This measure would expand the Judicial Nominating Commission, an appointed body that narrows the list of potential judges for vacancies on the Supreme Court, the Court of Criminal Appeals, the Court of Appeals, District and associate district judgeships and the Workers' Compensation Court. The governor makes the final decision. SQ 752 would add two at-large members who are not lawyers to the commission, appointed by the House and Senate legislative leaders. The measure also would prohibit any of the gubernatorial or legislative appointments from having immediate family members who are lawyers and prohibits more than two at-large members from the same political party. The proposal at least serves to dilute the influence of lawyers on the selection list while preserving the governor as the ultimate authority.SQ 754: State budgeting rules; vote no
This question was designed in large part to stop SQ 744 from ever becoming law even if it is approved. But it's unclear the consequences if it passes. The measure would prohibit the use of constitutional formulas and how much other states or entities spend on a function to decide state funding. The ballot question also states the amendment, if approved, could not be repealed, although the author of the legislation behind the question disputes that. The people of Oklahoma elect lawmakers to decide the state budget.
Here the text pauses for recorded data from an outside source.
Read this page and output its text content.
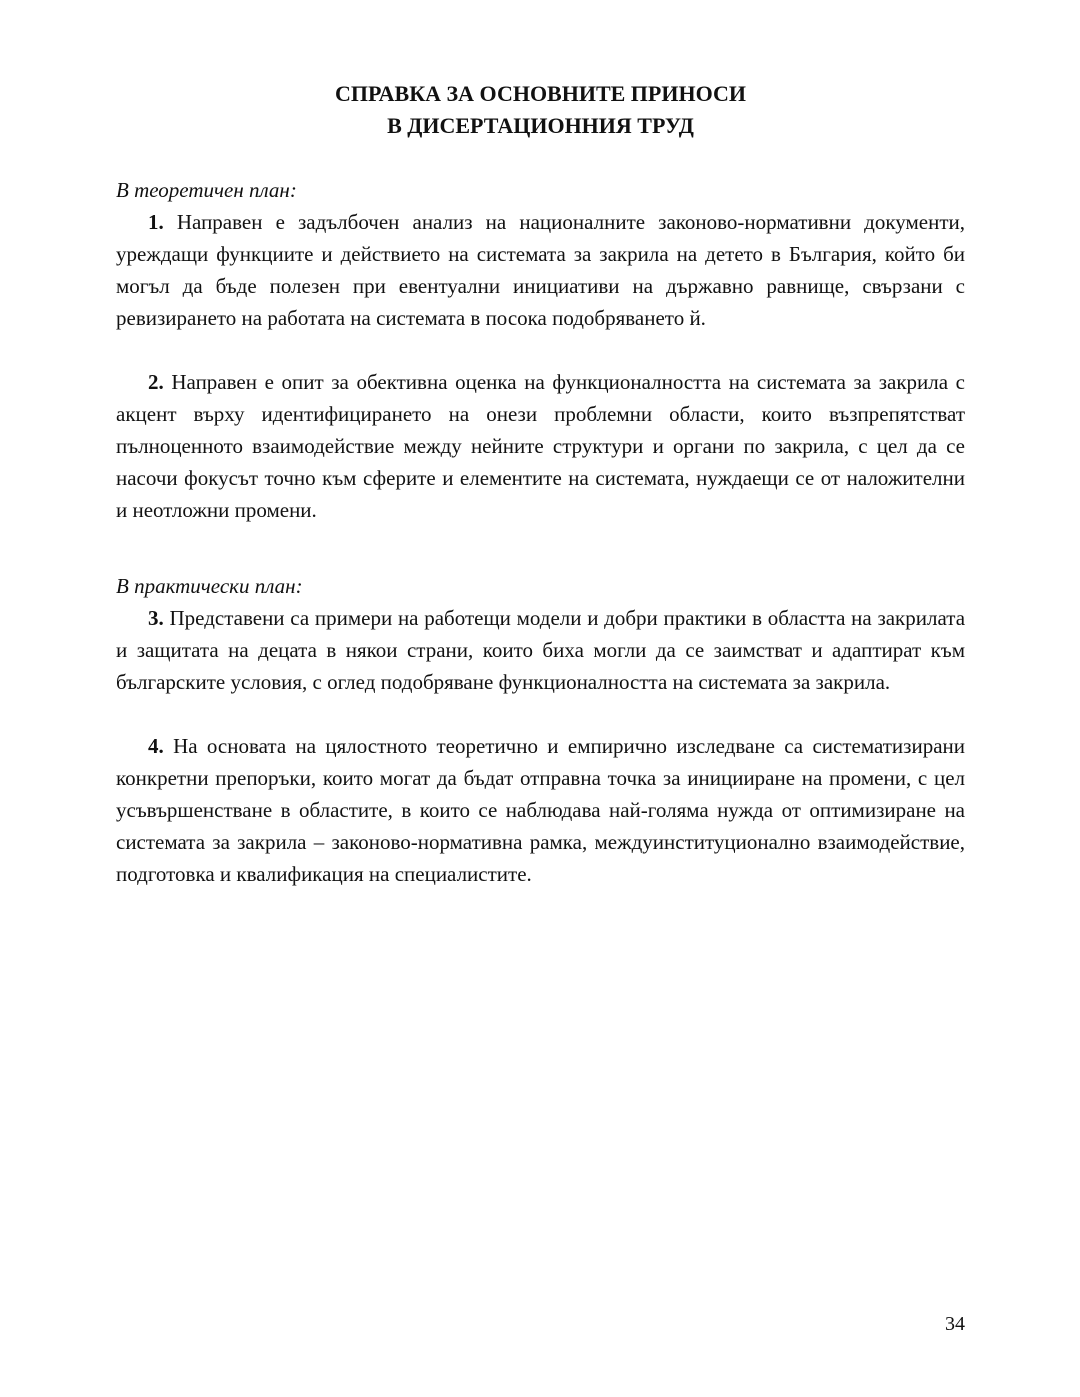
СПРАВКА ЗА ОСНОВНИТЕ ПРИНОСИ
В ДИСЕРТАЦИОННИЯ ТРУД

В теоретичен план:

1. Направен е задълбочен анализ на националните законово-нормативни документи, уреждащи функциите и действието на системата за закрила на детето в България, който би могъл да бъде полезен при евентуални инициативи на държавно равнище, свързани с ревизирането на работата на системата в посока подобряването й.

2. Направен е опит за обективна оценка на функционалността на системата за закрила с акцент върху идентифицирането на онези проблемни области, които възпрепятстват пълноценното взаимодействие между нейните структури и органи по закрила, с цел да се насочи фокусът точно към сферите и елементите на системата, нуждаещи се от наложителни и неотложни промени.

В практически план:

3. Представени са примери на работещи модели и добри практики в областта на закрилата и защитата на децата в някои страни, които биха могли да се заимстват и адаптират към българските условия, с оглед подобряване функционалността на системата за закрила.

4. На основата на цялостното теоретично и емпирично изследване са систематизирани конкретни препоръки, които могат да бъдат отправна точка за иницииране на промени, с цел усъвършенстване в областите, в които се наблюдава най-голяма нужда от оптимизиране на системата за закрила – законово-нормативна рамка, междуинституционално взаимодействие, подготовка и квалификация на специалистите.

34
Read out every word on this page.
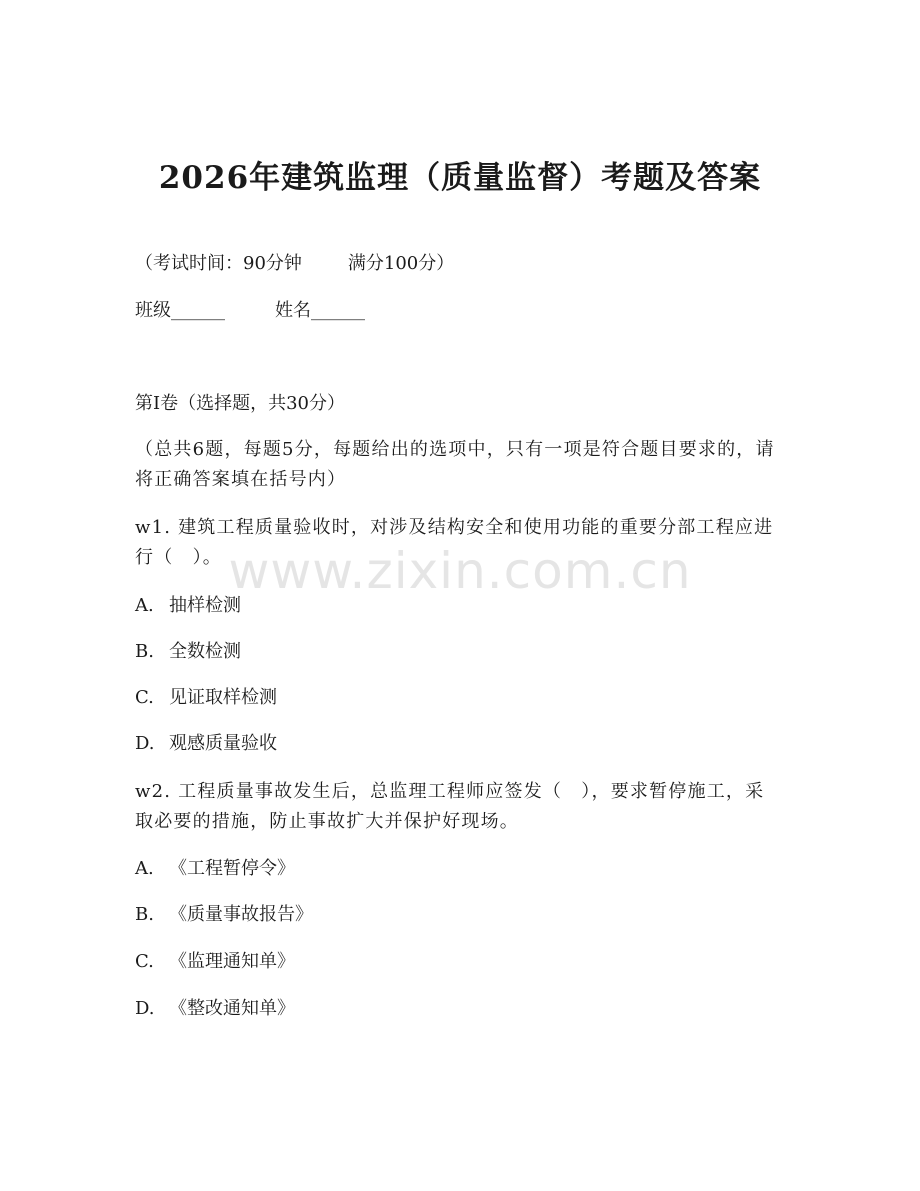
2026年建筑监理（质量监督）考题及答案
（考试时间：90分钟	满分100分）
班级______	姓名______
第Ⅰ卷（选择题，共30分）
（总共6题，每题5分，每题给出的选项中，只有一项是符合题目要求的，请将正确答案填在括号内）
w1. 建筑工程质量验收时，对涉及结构安全和使用功能的重要分部工程应进行（　）。
A. 抽样检测
B. 全数检测
C. 见证取样检测
D. 观感质量验收
w2. 工程质量事故发生后，总监理工程师应签发（　），要求暂停施工，采取必要的措施，防止事故扩大并保护好现场。
A. 《工程暂停令》
B. 《质量事故报告》
C. 《监理通知单》
D. 《整改通知单》
www.zixin.com.cn
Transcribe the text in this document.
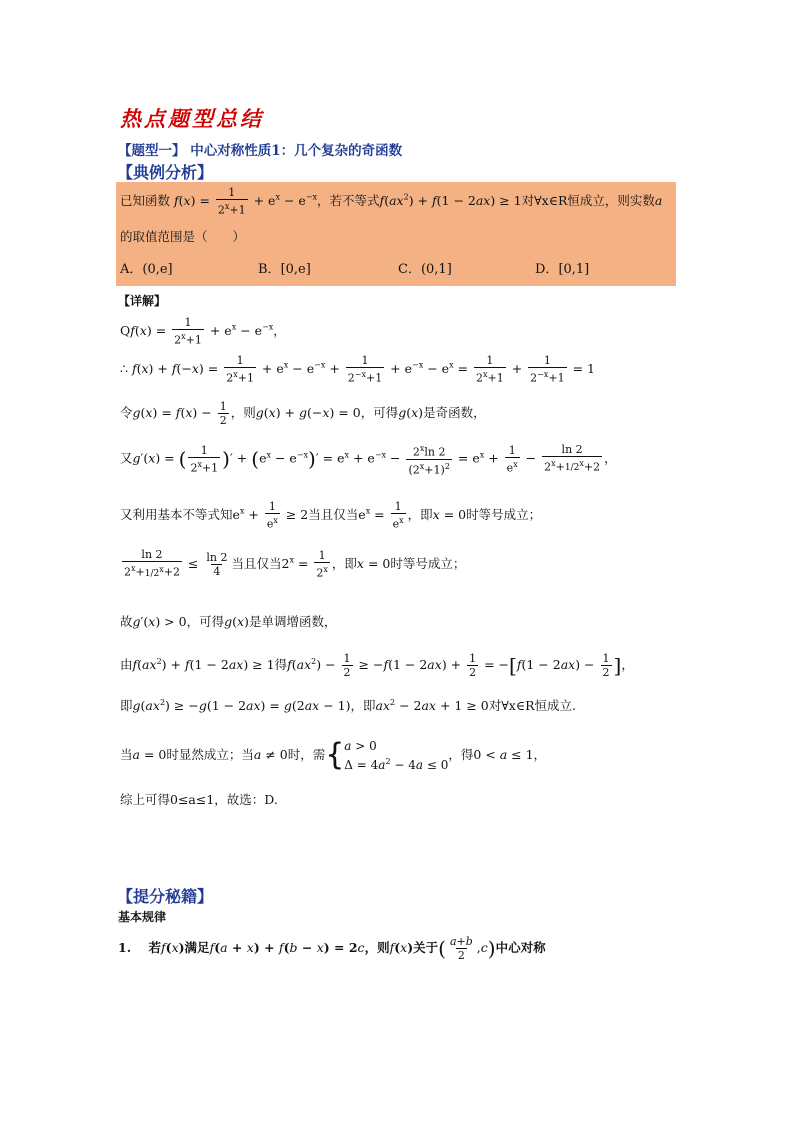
热点题型总结
【题型一】 中心对称性质1：几个复杂的奇函数
【典例分析】
已知函数 $f(x) = \frac{1}{2^x+1} + e^x - e^{-x}$，若不等式$f(ax^2) + f(1 - 2ax) \ge 1$对∀x∈R恒成立，则实数a
的取值范围是（　　）
A．(0,e]	B．[0,e]	C．(0,1]	D．[0,1]
【详解】
$Qf(x) = \frac{1}{2^x+1} + e^x - e^{-x}$，
∴ $f(x) + f(-x) = \frac{1}{2^x+1} + e^x - e^{-x} + \frac{1}{2^{-x}+1} + e^{-x} - e^x = \frac{1}{2^x+1} + \frac{1}{2^{-x}+1} = 1$
令$g(x) = f(x) - \frac{1}{2}$ ，则g(x) + g(−x) = 0，可得g(x)是奇函数，
又g′(x) = ( $\frac{1}{2^x+1}$ )′ + $(e^x - e^{-x})' = e^x + e^{-x} - \frac{2^x\ln 2}{(2^x+1)^2} = e^x + \frac{1}{e^x} - \frac{\ln 2}{2^x+1/2^x+2}$ ，
又利用基本不等式知$e^x + \frac{1}{e^x} \ge 2$当且仅当$e^x = \frac{1}{e^x}$ ，即x = 0时等号成立；
$\frac{\ln 2}{2^x+1/2^x+2} \le \frac{\ln 2}{4}$ 当且仅当$2^x = \frac{1}{2^x}$ ，即x = 0时等号成立；
故g′(x) > 0，可得g(x)是单调增函数，
由$f(ax^2) + f(1 - 2ax) \ge 1$得$f(ax^2) - \frac{1}{2} \ge -f(1 - 2ax) + \frac{1}{2} = -[f(1 - 2ax) - \frac{1}{2}$ ]，
即$g(ax^2) \ge -g(1 - 2ax) = g(2ax - 1)$，即$ax^2 - 2ax + 1 \ge 0$对∀x∈R恒成立.
当a = 0时显然成立；当a ≠ 0时，需{ a > 0
$\Delta = 4a^2 - 4a \le 0$
，得0 < a ≤ 1，
综上可得0≤a≤1，故选：D.
【提分秘籍】
基本规律
1. 若f(x)满足f(a + x) + f(b − x) = 2c，则f(x)关于( $\frac{a+b}{2} ,c$)中心对称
Curbing their ability to do so with the primary purpose of stopping just one proposal isn't wise policy.SQ 755: Sharia law; vote no
This is another feel-good measure that has no practical effect and needn't be added to the Oklahoma Constitution. The question would prohibit the use of international or Sharia law when cases are decided in Oklahoma courts. As it is, judges exclusively use state and federal law to guide their judicial decision-making. Passing the question might make some politicians happy and make some Oklahomans feel better. That's all it would do. Voters should reject it as unnecessary.SQ 756: Health care opt-out; vote no
The proposal would allow Oklahoma to reject any law or rule that requires a person, employer or health care provider to take part in a health care system. It's a political statement aimed at making sure the Obama administration knows Oklahomans want no part of Obamacare. That's hardly shocking, as Oklahoma voters pick representatives who also don't support it and are carrying that message in Washington, D.C. The constitutionality of a federal health care mandate already is being challenged in court, and passage of this question won't be a factor. It would be an unnecessary addition to the state constitution.SQ 757: Rainy Day Fund; vote yes
In the midst of a series of tough budget years, this is an easy pick. The question would allow more money to be deposited in the state's Constitutional Reserve Fund, more commonly known as the Rainy Day Fund. The measure would increase from 10 percent to 15 percent the amount of surplus revenue that can go in the state's savings account. This is a responsible measure that will help Oklahoma weather future budget storms.